One implementation problem is that the references partial out the extra effects, while I work mostly with the joint matrix versions. i.e. the question is which matrices are inverted to get the cov_params of the moment conditions. I'm not sure the current version of the score_test does this because it looked like it tests the test separately for each variable addition. (Maybe variable addition in OLS doesn't have the misspecified alternative problem. ???)

also related: In (almost sure independence) screening, we add several variables at once to capture multicolinearities.

update

partially reading Godfrey-Orme 2001 again AFAIU based on the quick read, we need a one-step estimate to capture a possible parameter change from other restrictions that might also not hold (misspecified alternative) when evaluating the test for the parameter under consideration. (I didn't look at Godfrey Orme 1996 again, both first added to Zotero in 2013)

It seems to be essentially the same as C(alpha) tests #2052, 2052 has link to #2050 (one-step estimators)

Godfrey, Leslie G., and Chris D. Orme. 1996. “On the Behavior of Conditional Moment Tests in the Presence of Unconsidered Local Alternatives.” International Economic Review 37 (2): 263–81. https://doi.org/10.2307/2527323.

Godfrey, L.G., and C.D. Orme. 2001. “On Improving the Robustness and Reliability of Rao’s Score Test.” Journal of Statistical Planning and Inference 97 (1): 153–76. https://doi.org/10.1016/S0378-3758(00)00351-7.

Godfrey-Orme 2001 p.159 "The use of as the first-stage estimator to derive robust tests is acceptable when, as in this paper, only local departures from the null are considered in asymptotic analyses."

They refer to other articles for case when the other parameter restriction might deviate by a large, O(1), amount.

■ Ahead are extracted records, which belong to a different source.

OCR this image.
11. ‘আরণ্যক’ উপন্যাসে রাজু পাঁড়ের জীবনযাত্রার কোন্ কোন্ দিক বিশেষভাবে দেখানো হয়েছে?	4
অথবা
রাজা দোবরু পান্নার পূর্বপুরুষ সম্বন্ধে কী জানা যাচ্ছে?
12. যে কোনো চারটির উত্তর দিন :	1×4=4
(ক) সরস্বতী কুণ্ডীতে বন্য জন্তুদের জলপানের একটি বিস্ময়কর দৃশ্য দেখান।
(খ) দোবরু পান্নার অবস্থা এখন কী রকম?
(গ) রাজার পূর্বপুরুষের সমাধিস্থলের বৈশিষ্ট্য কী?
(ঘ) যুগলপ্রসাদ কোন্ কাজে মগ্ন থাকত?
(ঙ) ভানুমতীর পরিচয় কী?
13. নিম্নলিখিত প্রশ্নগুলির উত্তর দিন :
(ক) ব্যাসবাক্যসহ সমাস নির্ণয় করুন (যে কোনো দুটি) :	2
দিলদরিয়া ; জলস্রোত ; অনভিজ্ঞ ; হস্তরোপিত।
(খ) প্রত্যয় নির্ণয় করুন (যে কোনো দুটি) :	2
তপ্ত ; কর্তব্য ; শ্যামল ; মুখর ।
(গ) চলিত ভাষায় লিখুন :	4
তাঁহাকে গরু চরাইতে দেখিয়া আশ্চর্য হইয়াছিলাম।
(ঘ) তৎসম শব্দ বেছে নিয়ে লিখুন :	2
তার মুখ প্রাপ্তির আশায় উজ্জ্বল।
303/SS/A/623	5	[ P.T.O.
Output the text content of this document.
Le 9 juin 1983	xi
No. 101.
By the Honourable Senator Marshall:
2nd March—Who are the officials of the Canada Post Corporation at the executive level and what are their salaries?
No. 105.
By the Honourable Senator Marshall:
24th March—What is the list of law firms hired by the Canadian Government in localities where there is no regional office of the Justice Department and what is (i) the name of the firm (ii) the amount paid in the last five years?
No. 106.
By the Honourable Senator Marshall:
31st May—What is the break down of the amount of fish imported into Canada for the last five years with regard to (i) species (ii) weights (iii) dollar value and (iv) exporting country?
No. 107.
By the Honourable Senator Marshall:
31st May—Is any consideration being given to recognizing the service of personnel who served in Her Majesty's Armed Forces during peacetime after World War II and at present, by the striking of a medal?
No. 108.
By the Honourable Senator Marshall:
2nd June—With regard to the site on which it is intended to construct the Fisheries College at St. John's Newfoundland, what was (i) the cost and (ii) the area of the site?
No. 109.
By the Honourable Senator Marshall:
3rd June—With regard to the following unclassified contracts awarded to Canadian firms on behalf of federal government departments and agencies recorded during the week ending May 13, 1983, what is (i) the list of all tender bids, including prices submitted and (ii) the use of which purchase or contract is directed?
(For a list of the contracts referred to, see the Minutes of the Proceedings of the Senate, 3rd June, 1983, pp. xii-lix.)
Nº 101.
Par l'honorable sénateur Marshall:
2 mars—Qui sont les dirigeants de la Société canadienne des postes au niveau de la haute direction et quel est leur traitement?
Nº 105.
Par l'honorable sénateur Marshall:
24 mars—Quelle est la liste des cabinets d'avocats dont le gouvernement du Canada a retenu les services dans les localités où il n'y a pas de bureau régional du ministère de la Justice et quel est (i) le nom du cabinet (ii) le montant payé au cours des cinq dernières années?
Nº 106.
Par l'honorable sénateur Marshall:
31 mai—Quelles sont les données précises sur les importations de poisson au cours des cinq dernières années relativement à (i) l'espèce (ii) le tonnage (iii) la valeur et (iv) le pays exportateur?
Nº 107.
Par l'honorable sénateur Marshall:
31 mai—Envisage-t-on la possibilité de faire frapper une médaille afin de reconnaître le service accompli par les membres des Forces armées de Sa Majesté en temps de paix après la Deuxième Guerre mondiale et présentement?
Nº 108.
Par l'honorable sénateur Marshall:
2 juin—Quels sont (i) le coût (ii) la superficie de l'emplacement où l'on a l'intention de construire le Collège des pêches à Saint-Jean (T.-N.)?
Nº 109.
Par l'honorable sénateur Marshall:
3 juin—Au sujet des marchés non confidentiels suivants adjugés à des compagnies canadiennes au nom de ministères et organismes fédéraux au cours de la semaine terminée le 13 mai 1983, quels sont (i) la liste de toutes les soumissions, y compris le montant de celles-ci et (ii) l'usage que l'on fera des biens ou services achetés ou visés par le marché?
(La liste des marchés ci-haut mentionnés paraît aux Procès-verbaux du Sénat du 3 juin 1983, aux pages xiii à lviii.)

Then sqrt(n) local alternative is not appropriate. (This seems to be allowed in C(alpha) tests.)

Also, they include the m-estimator sandwich form of the robust score test e.g. equ. (3.11)

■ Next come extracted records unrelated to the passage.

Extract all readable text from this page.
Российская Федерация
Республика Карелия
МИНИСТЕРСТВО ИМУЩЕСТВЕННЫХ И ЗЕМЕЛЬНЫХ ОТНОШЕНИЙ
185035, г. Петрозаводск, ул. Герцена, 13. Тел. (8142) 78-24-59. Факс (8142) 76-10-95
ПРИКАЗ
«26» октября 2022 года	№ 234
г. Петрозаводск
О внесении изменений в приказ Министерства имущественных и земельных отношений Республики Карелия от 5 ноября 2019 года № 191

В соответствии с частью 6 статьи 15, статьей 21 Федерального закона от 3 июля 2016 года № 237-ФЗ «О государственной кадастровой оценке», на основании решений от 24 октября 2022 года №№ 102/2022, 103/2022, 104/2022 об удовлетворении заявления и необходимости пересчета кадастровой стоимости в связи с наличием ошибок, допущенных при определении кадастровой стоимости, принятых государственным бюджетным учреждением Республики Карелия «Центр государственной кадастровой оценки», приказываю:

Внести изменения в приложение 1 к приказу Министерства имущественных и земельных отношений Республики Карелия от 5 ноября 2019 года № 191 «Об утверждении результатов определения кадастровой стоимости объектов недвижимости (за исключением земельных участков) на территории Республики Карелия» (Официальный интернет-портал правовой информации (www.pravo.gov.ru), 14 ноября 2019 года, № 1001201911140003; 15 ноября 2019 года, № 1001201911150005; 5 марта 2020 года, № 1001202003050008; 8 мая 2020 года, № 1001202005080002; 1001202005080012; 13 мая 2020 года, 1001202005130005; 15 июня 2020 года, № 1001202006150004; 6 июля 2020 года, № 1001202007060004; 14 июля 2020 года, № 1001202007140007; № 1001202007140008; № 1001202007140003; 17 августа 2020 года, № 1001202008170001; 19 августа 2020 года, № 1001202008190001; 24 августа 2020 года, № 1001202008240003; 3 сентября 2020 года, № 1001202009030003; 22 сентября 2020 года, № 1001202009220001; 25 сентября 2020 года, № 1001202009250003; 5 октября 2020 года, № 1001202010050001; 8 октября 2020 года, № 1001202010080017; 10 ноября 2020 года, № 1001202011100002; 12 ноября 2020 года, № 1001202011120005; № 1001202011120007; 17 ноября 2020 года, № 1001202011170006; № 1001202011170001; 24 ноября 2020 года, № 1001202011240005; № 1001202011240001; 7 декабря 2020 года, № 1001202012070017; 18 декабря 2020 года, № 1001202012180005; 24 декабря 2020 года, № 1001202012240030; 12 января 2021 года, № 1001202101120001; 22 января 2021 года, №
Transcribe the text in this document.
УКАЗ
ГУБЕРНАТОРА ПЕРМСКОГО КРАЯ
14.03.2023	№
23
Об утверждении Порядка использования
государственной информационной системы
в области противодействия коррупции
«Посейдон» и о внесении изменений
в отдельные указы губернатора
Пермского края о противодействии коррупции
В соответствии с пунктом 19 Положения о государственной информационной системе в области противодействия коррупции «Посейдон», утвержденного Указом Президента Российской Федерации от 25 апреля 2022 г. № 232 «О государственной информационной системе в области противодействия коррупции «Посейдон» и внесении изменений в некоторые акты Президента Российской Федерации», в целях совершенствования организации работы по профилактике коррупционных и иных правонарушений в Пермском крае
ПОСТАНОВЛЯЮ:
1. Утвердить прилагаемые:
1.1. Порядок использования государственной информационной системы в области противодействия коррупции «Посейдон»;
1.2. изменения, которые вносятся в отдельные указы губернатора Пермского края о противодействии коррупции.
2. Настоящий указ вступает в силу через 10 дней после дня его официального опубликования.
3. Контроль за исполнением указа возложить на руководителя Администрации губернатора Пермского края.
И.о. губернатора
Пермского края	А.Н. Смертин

josef-pkt commented 2 years ago

One more:

L. G. Godfrey & M. R. Veall (2000) Alternative approaches to testing by variable addition, Econometric Reviews, 19:2, 241-261, DOI: 10.1080/07474930008800470 https://doi.org/10.1080/07474930008800470

It looks like variable addition robust to misspecified alternative is just wald test on full model, i.e. auxiliary model with added variables, in their example for omitted variable (RESET test), structural break (Chow test), and autocorrelation (LM test).

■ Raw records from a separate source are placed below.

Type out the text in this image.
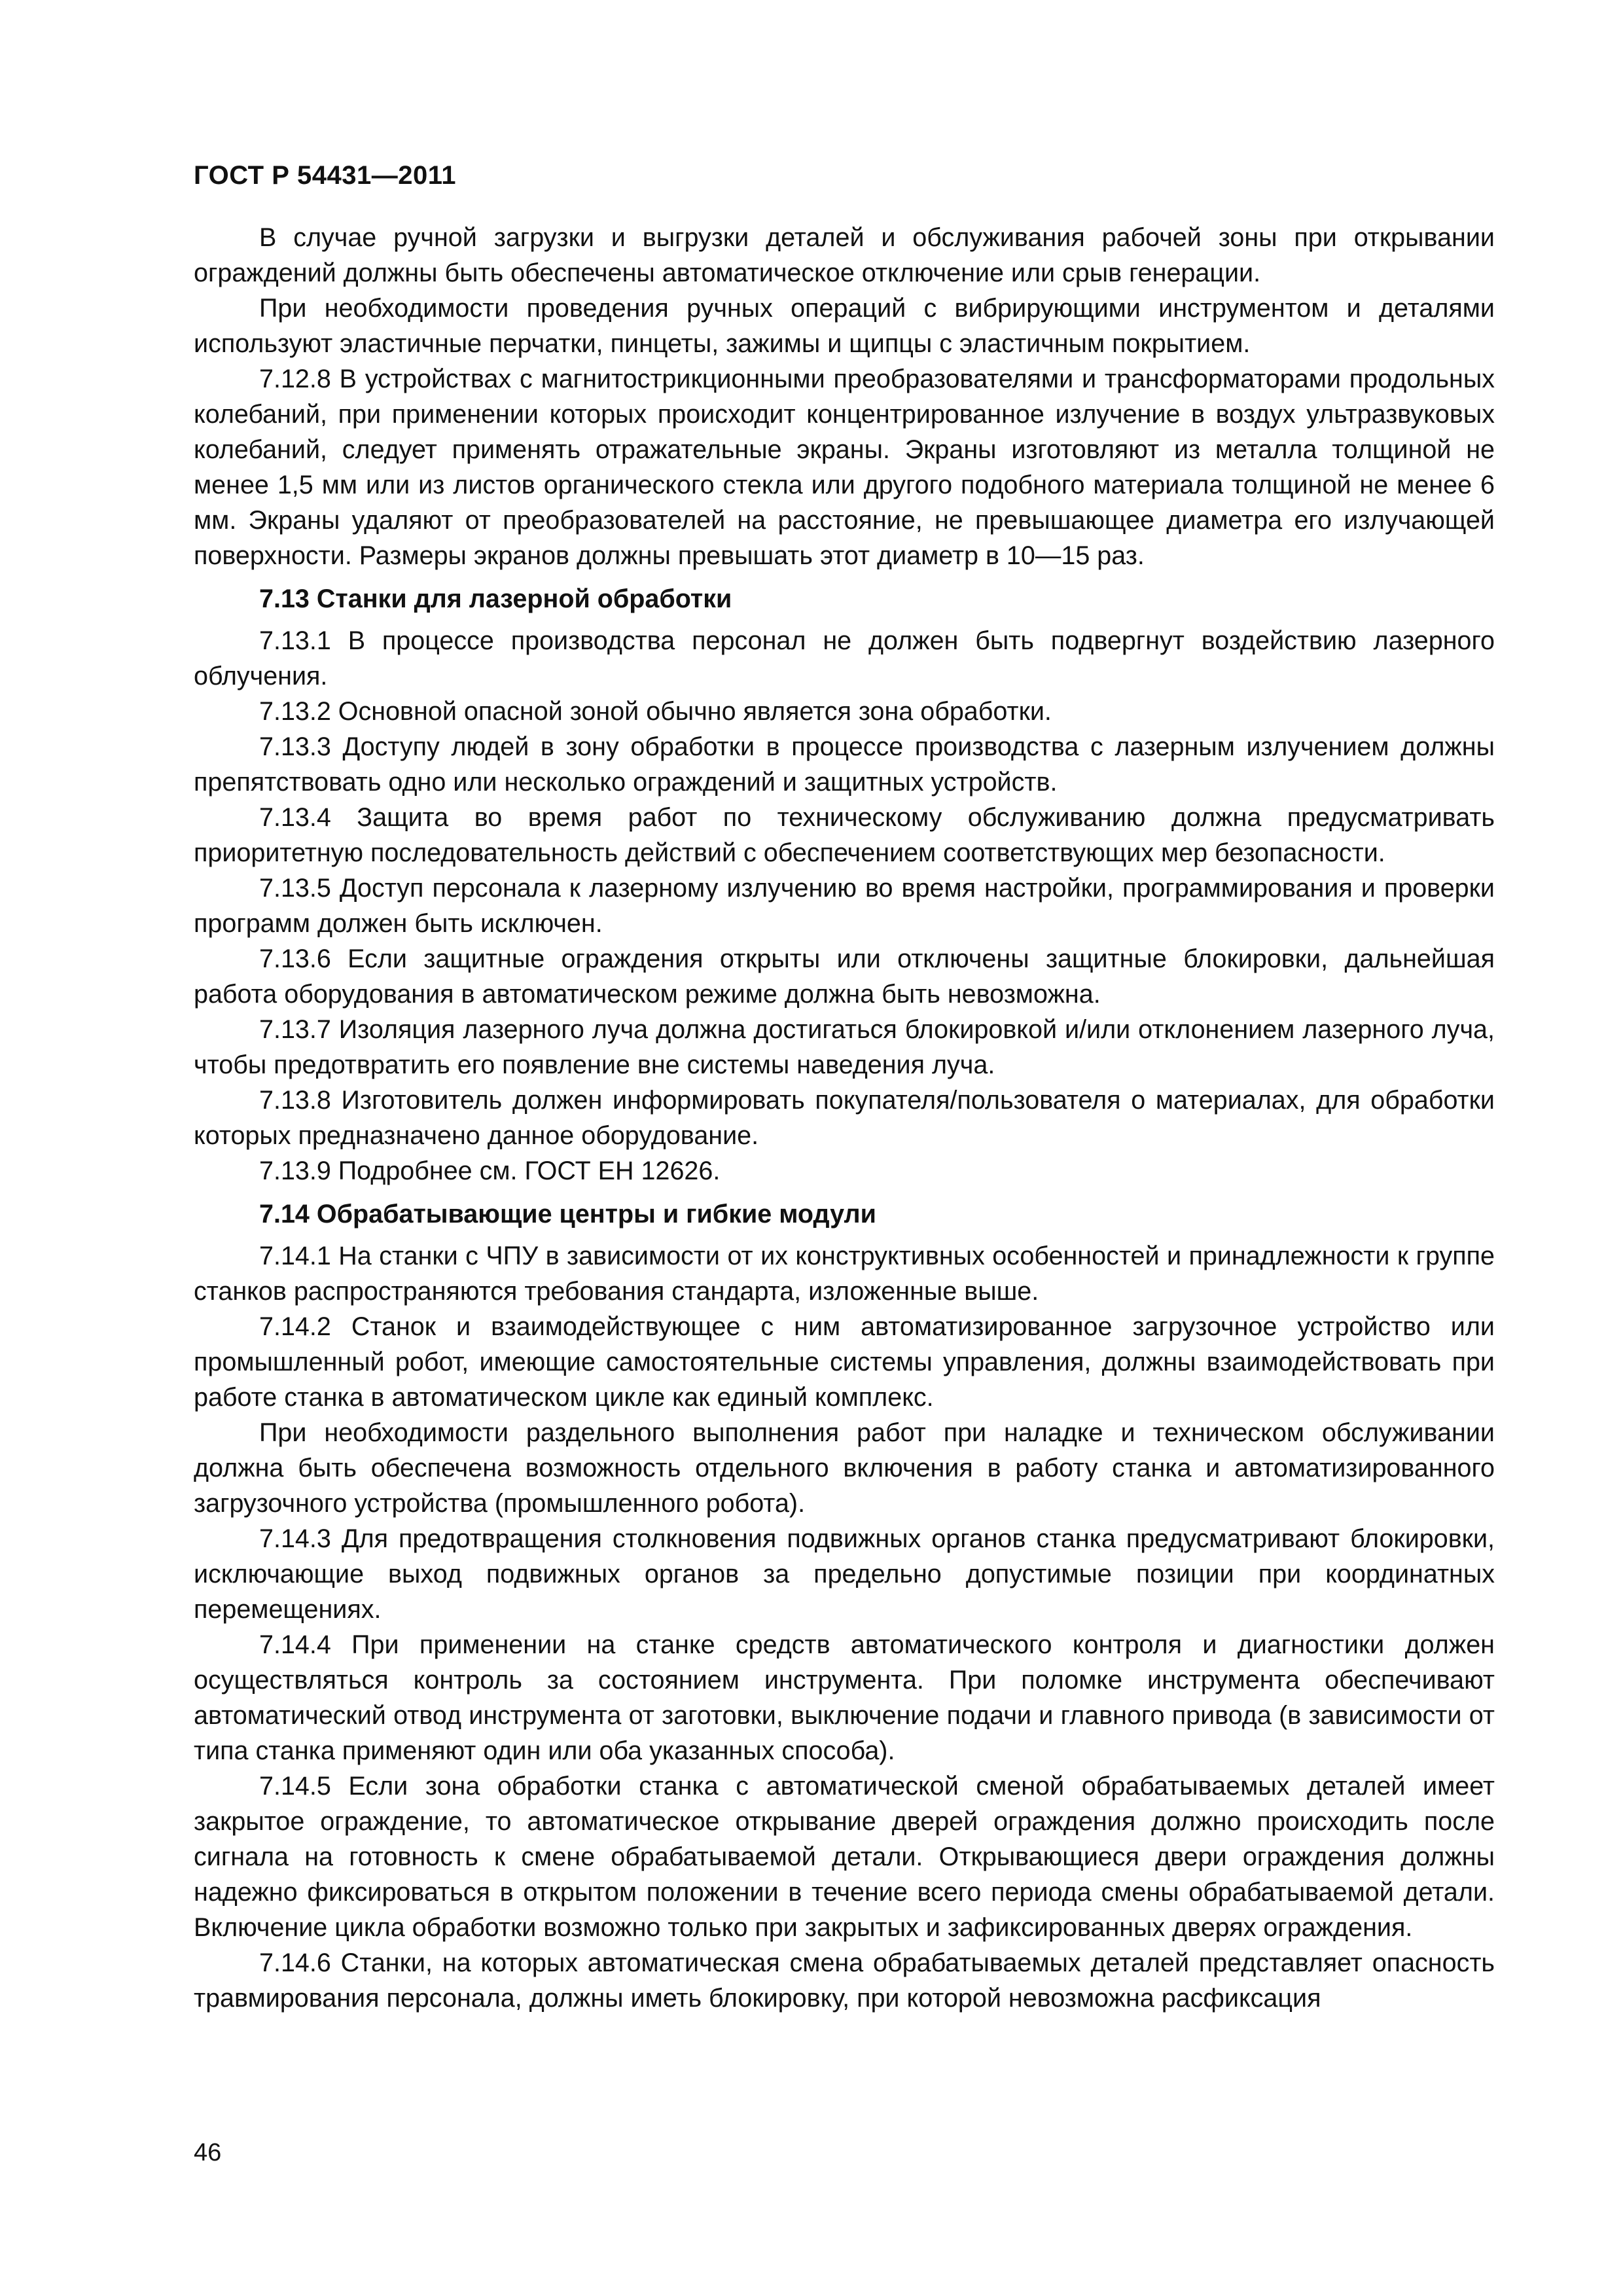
ГОСТ Р 54431—2011

В случае ручной загрузки и выгрузки деталей и обслуживания рабочей зоны при открывании ограждений должны быть обеспечены автоматическое отключение или срыв генерации.

При необходимости проведения ручных операций с вибрирующими инструментом и деталями используют эластичные перчатки, пинцеты, зажимы и щипцы с эластичным покрытием.

7.12.8 В устройствах с магнитострикционными преобразователями и трансформаторами продольных колебаний, при применении которых происходит концентрированное излучение в воздух ультразвуковых колебаний, следует применять отражательные экраны. Экраны изготовляют из металла толщиной не менее 1,5 мм или из листов органического стекла или другого подобного материала толщиной не менее 6 мм. Экраны удаляют от преобразователей на расстояние, не превышающее диаметра его излучающей поверхности. Размеры экранов должны превышать этот диаметр в 10—15 раз.

7.13 Станки для лазерной обработки

7.13.1 В процессе производства персонал не должен быть подвергнут воздействию лазерного облучения.

7.13.2 Основной опасной зоной обычно является зона обработки.

7.13.3 Доступу людей в зону обработки в процессе производства с лазерным излучением должны препятствовать одно или несколько ограждений и защитных устройств.

7.13.4 Защита во время работ по техническому обслуживанию должна предусматривать приоритетную последовательность действий с обеспечением соответствующих мер безопасности.

7.13.5 Доступ персонала к лазерному излучению во время настройки, программирования и проверки программ должен быть исключен.

7.13.6 Если защитные ограждения открыты или отключены защитные блокировки, дальнейшая работа оборудования в автоматическом режиме должна быть невозможна.

7.13.7 Изоляция лазерного луча должна достигаться блокировкой и/или отклонением лазерного луча, чтобы предотвратить его появление вне системы наведения луча.

7.13.8 Изготовитель должен информировать покупателя/пользователя о материалах, для обработки которых предназначено данное оборудование.

7.13.9 Подробнее см. ГОСТ ЕН 12626.

7.14 Обрабатывающие центры и гибкие модули

7.14.1 На станки с ЧПУ в зависимости от их конструктивных особенностей и принадлежности к группе станков распространяются требования стандарта, изложенные выше.

7.14.2 Станок и взаимодействующее с ним автоматизированное загрузочное устройство или промышленный робот, имеющие самостоятельные системы управления, должны взаимодействовать при работе станка в автоматическом цикле как единый комплекс.

При необходимости раздельного выполнения работ при наладке и техническом обслуживании должна быть обеспечена возможность отдельного включения в работу станка и автоматизированного загрузочного устройства (промышленного робота).

7.14.3 Для предотвращения столкновения подвижных органов станка предусматривают блокировки, исключающие выход подвижных органов за предельно допустимые позиции при координатных перемещениях.

7.14.4 При применении на станке средств автоматического контроля и диагностики должен осуществляться контроль за состоянием инструмента. При поломке инструмента обеспечивают автоматический отвод инструмента от заготовки, выключение подачи и главного привода (в зависимости от типа станка применяют один или оба указанных способа).

7.14.5 Если зона обработки станка с автоматической сменой обрабатываемых деталей имеет закрытое ограждение, то автоматическое открывание дверей ограждения должно происходить после сигнала на готовность к смене обрабатываемой детали. Открывающиеся двери ограждения должны надежно фиксироваться в открытом положении в течение всего периода смены обрабатываемой детали. Включение цикла обработки возможно только при закрытых и зафиксированных дверях ограждения.

7.14.6 Станки, на которых автоматическая смена обрабатываемых деталей представляет опасность травмирования персонала, должны иметь блокировку, при которой невозможна расфиксация

46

(one-step in linear model is fully unrestricted estimate)

josef-pkt commented 2 years ago

This is a possible target for 0.15 #8217

e.g. #5564

josef-pkt commented 2 years ago

puzzling related Premaratne, Bera inhttps://github.com/statsmodels/statsmodels/issues/8286#issuecomment-1135958111 no skewness robust to misspecified no excess kurtosis.

In there derivation of score test, they don't use directly something like Bera, Yoon. They just use the robust cov_type for score_test (referencing White for the general case, which I think is the same as what I implemented based on Boos)

aside: for kurtosis they don't actually use the score_test, To get an additional (b1 or m3) term they use the variance of the kurtosis estimate directly, not the one implied by the pearson system alternative to normality.